Kids boat safety can change by age – follow these safe boating practices that grow with your kids from baby to young adults
Whether you are a new or experienced boater, bringing a baby onto your boat for the first time is probably one of the most anxiety inducing things you can do. As a mom of two kids born in summer months, I know the worrisome feeling of safely bringing my daughters onto our boat for the first time very well. Of course, looking back I realize that those baby days were relatively easy in terms of boat safety. It’s when they start walking on the dock, climbing around on the boat or, gulp, wanting to help drive the boat, that your boat safety anxiety really starts to kick in!
Each age group brings a new set of safety concerns or challenges with your kids. The good news is that kids who grow up on the water can learn at an early age the importance of following basic boat safety rules. And as kids get older, we can continue to increase their level of boat safety knowledge and responsibility so that each year’s new boating experiences are safe ones.
Here’s a round-up of some boat safety practices at each age group.
Baby Boat Safety
People often wonder if they can even bring a baby on a boat, but with the right safety precautions and gear there really is no reason why you cannot safely introduce a baby to boating.
According to the U.S. Coast Guard’s Office of Boating Safety, an infant should not travel on a boat until they weigh at least 18 pounds and can wear an infant life jacket. This means that you may want to limit boat rides to no wake zones, and you will need to invest in an infant life jacket that includes a “heads up” cushion, loop handle and strap between the legs.

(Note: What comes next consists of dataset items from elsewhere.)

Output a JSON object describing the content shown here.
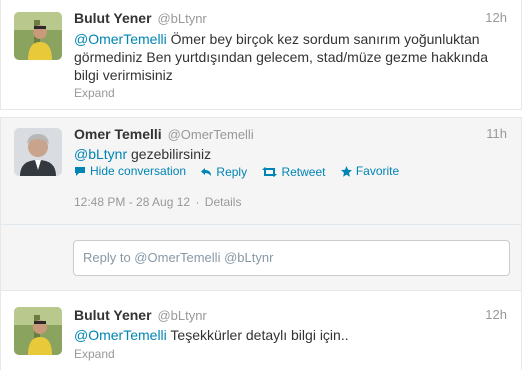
{
  "tweets": [
    {
      "fullname": "Bulut Yener",
      "username": "@bLtynr",
      "time": "12h",
      "mention": "@OmerTemelli",
      "text": " Ömer bey birçok kez sordum sanırım yoğunluktan görmediniz Ben yurtdışından gelecem, stad/müze gezme hakkında bilgi verirmisiniz",
      "expand": "Expand"
    },
    {
      "fullname": "Omer Temelli",
      "username": "@OmerTemelli",
      "time": "11h",
      "mention": "@bLtynr",
      "text": " gezebilirsiniz",
      "actions": {
        "hide": "Hide conversation",
        "reply": "Reply",
        "retweet": "Retweet",
        "favorite": "Favorite"
      },
      "timestamp": "12:48 PM - 28 Aug 12",
      "separator": "·",
      "details": "Details",
      "reply_placeholder": "Reply to @OmerTemelli @bLtynr"
    },
    {
      "fullname": "Bulut Yener",
      "username": "@bLtynr",
      "time": "12h",
      "mention": "@OmerTemelli",
      "text": " Teşekkürler detaylı bilgi için..",
      "expand": "Expand"
    }
  ],
  "colors": {
    "link": "#0084b4",
    "muted": "#999999",
    "text": "#333333",
    "expanded_bg": "#f5f5f5"
  }
}
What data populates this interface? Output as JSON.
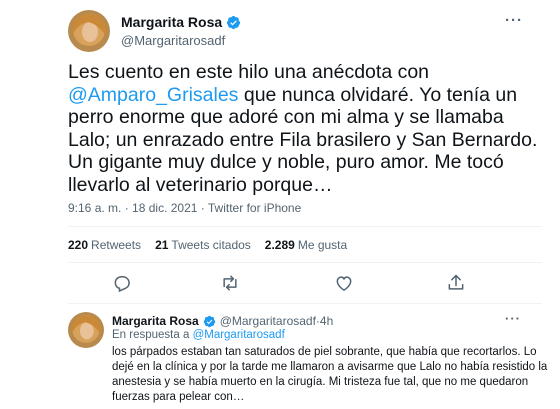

Most importantly, make sure it is a snug fit and labeled with the appropriate weight range for your baby.
Other baby safety concerns on the water include providing protection from the elements – like sun and heat – and avoiding strapping a baby into a non-floating device like a car seat when cruising. You’ll probably want to invest in new baby gear for the boat to keep them safe & comfortable.
Toddlers on the Boat
They are walking, talking and getting into everything at this age! The toddler age is a good time to start emphasizing rules on the boat, such as always wearing a life jacket or staying seated while cruising.
A life jacket with a loop handle and strap between the legs is especially important while on the boat or even walking down the dock. Toddlers should always be within arm’s reach while anchored or docked and preferably in your arms while cruising.
Sun and heat are also a big concern at this age as they are likely spending more time enjoying the water. This is the time to get kids into the habit of having sunscreen reapplied every few hours and staying well hydrated.
Boating with Young Kids
As their need for independence grows, so does their potential for risky behavior on the boat.
Kids need to understand the importance of following the rules while out on the water and know that your number one concern is having safe fun on your boat.
Young kids are eager to learn more about boating, so this is the ideal time to expand their nautical knowledge with safety in mind. Whether its boat navigation or docking, they can learn by observing or even begin assisting in some ways.
For life jackets at this age, it is important to be mindful of the proper fit and weight requirements, as they can quickly grow from the 30-50 to 50-90 lb. size range. Continued use of life jackets for even the best swimmers remains important – particularly on smaller boats or with watersports.
Older Kids or Teens Boating
We are currently at the “young kid to older kid” stage and the safety lessons we taught our kids over the years are now second nature to them. That said, there are still new boating experiences like watersports or assisting with docking that will require a new level of safety engagement. Having your teen take a boating safety course is a smart idea, and even required prior to driving a boat in most states.
Safety should be every parent or grandparent’s primary concern with kids around the water or on a boat – no matter the age. But with the proper safety precautions and practices in place, you can lessen the anxiety and focus more on enjoying the boating experience.